石綿による健康被害の救済に関する法律による医療費の支給(法第4条関係) など
環境再生保全機構から石綿健康被害医療手帳の交付を受けた場合、認定期間(5年間)中は、対象疾病である中皮腫や肺がんなど著しい呼吸機能障害を伴う石綿肺に関連する医療費の自己負担分全額が支給されます。
公費負担医療制度の優先順位
診療報酬明細書の記載時に2以上の公費負担医療制度の併用がある場合は、この表の上から順番に、先順位の公費負担医療を第1公費、後順位の公費負担医療を第2公費となります。
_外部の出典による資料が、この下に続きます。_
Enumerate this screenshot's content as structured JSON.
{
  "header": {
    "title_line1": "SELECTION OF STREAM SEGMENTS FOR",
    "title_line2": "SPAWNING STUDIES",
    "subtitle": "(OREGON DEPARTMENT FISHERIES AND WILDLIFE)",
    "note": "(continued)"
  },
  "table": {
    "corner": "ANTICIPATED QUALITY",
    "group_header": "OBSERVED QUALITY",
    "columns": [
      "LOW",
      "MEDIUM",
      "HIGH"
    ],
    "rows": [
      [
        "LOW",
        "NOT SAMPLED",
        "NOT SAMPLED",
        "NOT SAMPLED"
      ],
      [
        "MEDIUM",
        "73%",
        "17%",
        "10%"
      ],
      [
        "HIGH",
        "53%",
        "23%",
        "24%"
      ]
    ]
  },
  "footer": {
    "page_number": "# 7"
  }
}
戦傷病者特別援護法による | 療養の給付(法第10条関係) | 13 |
更生医療 (法第20条関係) | 14 | |
原子爆弾被爆者に対する援護に関する法律による | 認定疾病医療(法第10条関係) | 18 |
心神喪失等の状態で重大な他害行為を行った者の医療及び観察等に関する法律による医療の実施に係る医療の給付(法第81条関係) | 30 | |
感染症の予防及び感染症の患者に対する医療に関する法律による結核患者の入院(法第37条関係) | 11 | |
障害者総合支援法による | 精神通院医療 (法第5条関係) | 21 |
更生医療 (法第5条関係) | 15 | |
育成医療 (法第5条関係) | 16 | |
療養介護医療(法第70条関係) 及び 基準該当療養介護医療 (法第71条関係) |
24 | |
原子爆弾被爆者に対する援護に関する法律による | 一般疾病医療 (法第18条関係) | 19 |
特定疾患治療費、先天性血液凝固因子障害等治療費、 水俣病総合対策費の国庫補助による療養費及び研究治療費、茨城県神栖町における有機ヒ素化合物による環境汚染及び健康被害に係る緊急措置事業要綱による医療費及びメチル水銀の健康影響による治療研究費 | 51 | |
肝炎治療特別促進事業に係る医療の給付 | 38 | |
児童福祉法による小児慢性特定疾患治療研究事業に係る医療の給付(法第21条の5関係) | 52 | |
児童福祉法の措置等に係る医療の給付 | 53 | |
石綿による健康被害の救済に関する法律による医療費の支給 (法第4条関係) | 66 | |
特定B型肝炎ウイルス感染者給付金等の支給に関する特別措置法による定期検査費及び母子感染防止医療費の支給(法第12条第1項及び第13条第1項関係) | 62 | |
中国残留邦人等の円滑な帰国の促進及び永住帰国後の自立の支援に関する法律第14条第4項に規定する医療支援給付 (中国残留邦人等の円滑な帰国の促進及び永住帰国後の自立の支援に関する法律の一部を改正する法律附則第4条第2項において準用する場合を含む。) | 25 | |
生活保護法による医療扶助 (法第15条関係) | 12 |
まとめ
今回は、訪問看護がかかわる「公費負担医療制度」についてお伝えしました。
訪問看護に関わる公費負担医療制度について理解を深めておくことは、患者やその家族にとって重要です。この制度の詳細を把握することで、適切な医療サービスを受けるための手続きや権利を理解しやすくなります。
本記事が訪問看護事業に従事される方や、これから訪問看護事業への参入を検討される方の参考になれば幸いです。